Tim Starling ts4294967296-at-hotmail.com |wikipedia| wrote:
Transactions have to be guarded against user aborts. This could be done either with a "critical section" model, where user aborts are disabled for the duration of the transaction, or alternatively a shutdown function could be used. The shutdown function would rollback any active transactions. However note that installing a shutdown function effectively disables user aborts anyway. When there is a shutdown function, PHP only checks for pending user aborts on output -- in our case, once per run.

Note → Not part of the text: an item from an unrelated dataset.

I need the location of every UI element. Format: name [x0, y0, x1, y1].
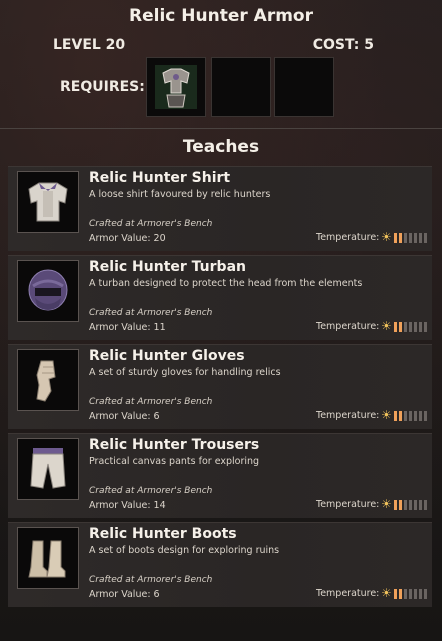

If a PHP thread dies while a transaction is active, any locked tables will remain locked indefinitely. The wiki will effectively become read-only until a developer manually flushes the lock. We've seen this happen on the English Wikipedia.
Your last paragraph is not quite true (or shouldn't be at least). If the thread really dies (that is, segfaults) the mysql connection will be closed, locks released and transactions rolled back. If the script dies in a "nice" way, with die() or equivalent, then what you describe will happen.
This opens up for a very simple solution. One wfQuery("START TRANSACTION") at the top of wiki.phtml, and one wfQuery("COMMIT") at the end of it. Top off with a call for wfQuery("ROLLBACK") in the shutdown function. There you have a complete, safe and simple implementation. One *may* want to use more fine-grained transactions to reduce the amount of time spent in a locked state, but I wouldn't spend too much time on that until it's clear that it's necessary. Especially since locked time isn't lost time, since there's plenty of work for the db server to choose from.